Wellness

How Bartenders Can Help Build a Better Drinking Culture

"Guilty Pleasure" seminar panelists Zoe Cormier, Iain Griffiths (Trash Tiki), Jeffrey Kluger (TIME) and Claire Smith-Warner (Belvedere).
The "Guilty Pleasure" panelists discussed the bartender's role in shaping a more productive and healthy drinking culture. From left to right: author Zoe Cormier, Iain Griffiths (Trash Tiki), Jeffrey Kluger (TIME) and Claire Smith-Warner (Belvedere). (Photo: Jennifer Mitchell Photography)

You can call it preaching to the choir, but the panelists on the Guilty Pleasure seminar at Tales on Tour Edinburgh had a few positive things to say about alcohol.

According to Zoe Cormier, whose book "Sex, Drugs & Rock n’ Roll: The Science of Hedonism" examined the reasons behind the human desire to become intoxicated, our base pursuits need not be denigrated: they are, she said, integral to what it means to be human. Jeffrey Kluger, TIME’s editor-at-large, said that “it’s undeniable that humanity would be poorer without our discovery of alcohol.” Panel host Claire Smith-Warner from Belvedere was even bolder in her enthusiasm, suggesting that the social interaction facilitated by alcohol consumption saves lives.

That, however, is not to say that we cannot all be drinking better.
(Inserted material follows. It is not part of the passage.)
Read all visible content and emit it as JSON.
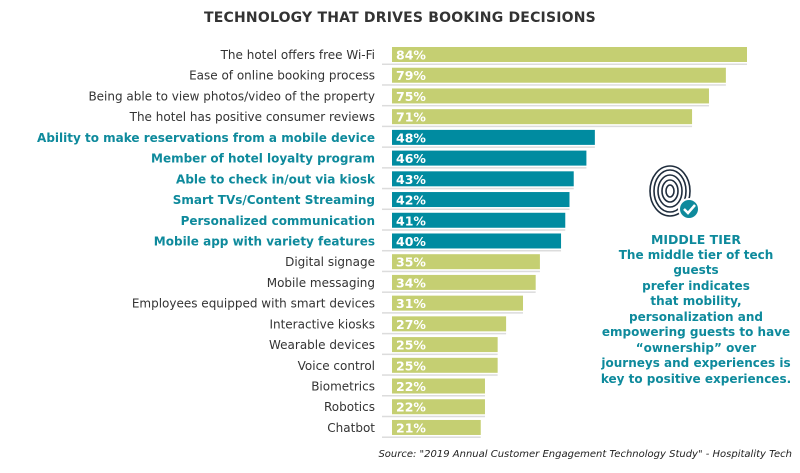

“Without a shadow of a doubt,” said Cormier, “my life is richer and more interesting for having had alcohol in it; however, that being said, we need to be aware of the dangers and how the industry handles these dangers. This was a point taken up by Iain Griffiths, of Trash Tiki and Dandelyan, who said that one of his passions is driving this industry toward professionalism, and that we need to “acknowledge alcohol as the drug that it is, but do some good with it.”

But how can bartenders work toward that? “For me,” Smith-Warner told us, “it’s about responsible drinking in action.” We caught up with her to find out more.

Tell us about taking a more balanced approach to drinking alcohol.

I think that very often our industry dismisses responsible drinking guidelines because we are professionals and we consume alcohol, therefore those guidelines are not meant for us. But we still need to acknowledge the impact that alcohol can have and be more mindful of that and also really think about interesting ways to help the consumer drink responsibly. Moderation shouldn’t be a boring dictat.

How do you do that?

We can actually have a bit of fun; through low alcohol cocktails, through not using sugar in an irresponsible way, by making sure our cocktails are balanced and by using the freshest ingredients.

Zoe (Cormier) looked at how we have the ability to metabolize alcohol. That’s particular to the human race, so in a sense we are built to drink. She argues that to drink is human, so I think it’s almost inevitable that throughout your life you might experience alcohol and for me it’s important that we use the creative power of our industry to ensure that the cocktails we make are there to give the consumer greater choice. They come into our bars very often looking for inspiration, which they often find in the menu, and that menu, or the bartender’s role, is to help guide the consumer to make better choices. So while acknowledging that we will no doubt drink throughout our lives, we also need to acknowledge the role that bartenders have in helping to shape the decisions that we make when we drink.

Ensure that our menus are not confusing that, where we can, we are using sugar moderately. Ensure that our drinks are well balanced, also blend fruits rather than using fruit juice because the fiber in a blended cocktail will slow down the absorption of fructose, which helps mitigate the impact on the liver; use things like coconut fat or coconut cream as another way to slow down the absorption of alcohol. There are strategies that you can put in place to help protect the consumer and ensure that drinking responsibly actually means something more than, ‘we’re not going to over-serve somebody that’s drunk.’ That is not where your responsibility starts and ends. You should be a little more proactive about that.

How did you put the panel together?

I read Zoe’s book and I wanted to explore some of the reasons why we drink and acknowledge that we have the ability to drink and so we need to acknowledge that it is likely that you will consume alcohol, so how can you do that better?

Zoe’s approach is that hedonism needs a rebrand. We often think that eating, drinking and partying are quite primal pursuits but actually there’s been a lot of positivity that comes from exploring through intoxication, whether it’s what we have discovered through LSD or some of the beautiful poetry that’s been written while poets were intoxicated. So a lot of positive things have come out of being intoxicated, but (we should) acknowledge that there are obviously adverse impacts that alcohol can have.

If only Zoe spoke, we’d all have run out and got high, but I wanted to bring it back to the science that falls on the other side of the coin that suggests that ‘yes, we can drink, but should we drink as much or should we drink in this way?’ And acknowledge what happens when we drink too much and when to know to get off the merry-go-round.

I wanted to talk about ways we can look into the responsible consumption of alcohol into other areas. And broaden our responsibility. So it’s not just about not over-serving, it goes into other areas where you can protect your customer.